You do make some exceptions for travel nurses I assume? Or do you make sure they have stayed with the same agency for at least a year?

Animaniacs, BSN, RN

Specializes in Med-Surg/Telemetry. Has 6 years experience.

this is an old topic, but i figure it's better than creating another one.

base on experience as an RN on the floor, i see many new nurses fresh out of school only work there for 1 year, sometimes less. I rarely see any nurses stick it out for 2 years. I know this one nurse, and I'm sure she's been at 4 different jobs in the last 5-6 years. It's good experience I suppose.

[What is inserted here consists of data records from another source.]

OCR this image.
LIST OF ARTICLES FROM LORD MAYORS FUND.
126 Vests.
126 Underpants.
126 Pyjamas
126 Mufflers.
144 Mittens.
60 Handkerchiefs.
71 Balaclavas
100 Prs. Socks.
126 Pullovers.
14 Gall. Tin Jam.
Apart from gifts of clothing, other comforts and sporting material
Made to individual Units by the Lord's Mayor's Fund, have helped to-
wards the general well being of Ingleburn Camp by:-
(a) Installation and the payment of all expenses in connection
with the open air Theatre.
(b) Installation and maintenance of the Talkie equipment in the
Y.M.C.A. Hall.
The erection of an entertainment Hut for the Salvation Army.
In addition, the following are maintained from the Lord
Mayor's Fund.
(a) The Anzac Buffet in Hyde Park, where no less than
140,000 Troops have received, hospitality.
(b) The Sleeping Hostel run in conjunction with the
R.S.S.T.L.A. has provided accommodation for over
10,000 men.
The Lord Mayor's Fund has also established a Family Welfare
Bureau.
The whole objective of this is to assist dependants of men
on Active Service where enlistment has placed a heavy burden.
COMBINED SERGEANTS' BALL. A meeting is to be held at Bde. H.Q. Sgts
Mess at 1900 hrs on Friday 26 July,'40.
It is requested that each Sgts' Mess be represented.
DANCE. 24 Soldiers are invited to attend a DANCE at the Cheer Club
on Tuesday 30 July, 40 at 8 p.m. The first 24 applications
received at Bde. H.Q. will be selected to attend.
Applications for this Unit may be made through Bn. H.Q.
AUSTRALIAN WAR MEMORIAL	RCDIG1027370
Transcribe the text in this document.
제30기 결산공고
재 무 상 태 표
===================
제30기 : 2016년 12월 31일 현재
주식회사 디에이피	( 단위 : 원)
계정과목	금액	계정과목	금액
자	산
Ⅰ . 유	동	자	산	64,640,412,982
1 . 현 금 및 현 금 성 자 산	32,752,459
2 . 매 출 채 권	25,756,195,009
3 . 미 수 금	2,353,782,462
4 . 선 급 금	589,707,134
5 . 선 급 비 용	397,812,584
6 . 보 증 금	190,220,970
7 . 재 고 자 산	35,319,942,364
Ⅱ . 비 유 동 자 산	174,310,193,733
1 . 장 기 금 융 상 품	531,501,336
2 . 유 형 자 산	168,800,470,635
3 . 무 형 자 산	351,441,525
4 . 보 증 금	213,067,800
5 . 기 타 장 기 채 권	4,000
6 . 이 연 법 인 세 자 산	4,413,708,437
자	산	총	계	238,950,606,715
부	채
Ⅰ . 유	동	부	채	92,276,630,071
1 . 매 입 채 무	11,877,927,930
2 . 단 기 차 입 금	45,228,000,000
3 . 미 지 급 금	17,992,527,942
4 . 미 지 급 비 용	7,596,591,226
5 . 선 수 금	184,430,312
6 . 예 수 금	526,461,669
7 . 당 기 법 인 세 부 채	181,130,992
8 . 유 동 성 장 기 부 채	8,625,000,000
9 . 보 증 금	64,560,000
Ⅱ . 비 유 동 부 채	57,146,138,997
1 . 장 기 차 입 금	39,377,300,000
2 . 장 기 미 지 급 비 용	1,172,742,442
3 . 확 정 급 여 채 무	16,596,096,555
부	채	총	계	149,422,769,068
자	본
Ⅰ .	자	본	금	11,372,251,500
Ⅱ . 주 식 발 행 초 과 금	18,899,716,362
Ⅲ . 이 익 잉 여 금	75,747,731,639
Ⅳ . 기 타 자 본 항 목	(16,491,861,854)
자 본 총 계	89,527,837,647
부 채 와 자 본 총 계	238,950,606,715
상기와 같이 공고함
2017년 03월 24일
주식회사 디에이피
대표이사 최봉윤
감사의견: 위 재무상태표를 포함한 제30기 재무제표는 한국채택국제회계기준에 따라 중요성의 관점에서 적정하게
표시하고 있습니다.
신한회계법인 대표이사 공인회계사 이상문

I've been a floor RN for 13 years. Is it such a bad thing to be in the same job for long time in an acute care hospital, especially being on the floor for that long? I know it's a jumping point for nurses to a more specialized area. Some people go to Surgery, Maternity/L&D, ICU, or ER just as an example and work there for a long time, but nobody stays on the floor. I wasn't really interested in working in management or being a supervisory role nurse. Is that really a bad thing to be in the same job? I'm the longest tenured RN in my department, seen so many people come and go. I feel like I'm an old relic despite the fact that I'm only 40.

Nurse leaders are really pushing nurses to go for their masters. why? I don't want to go for my masters, I'm content with my bachelors. They push to take on a leadership role. Why? I'm content with just having my own patients and not dealing with staff personality. I just feel this pressure sometimes like what I'm doing is such a bad thing, and I don't know how to react to it.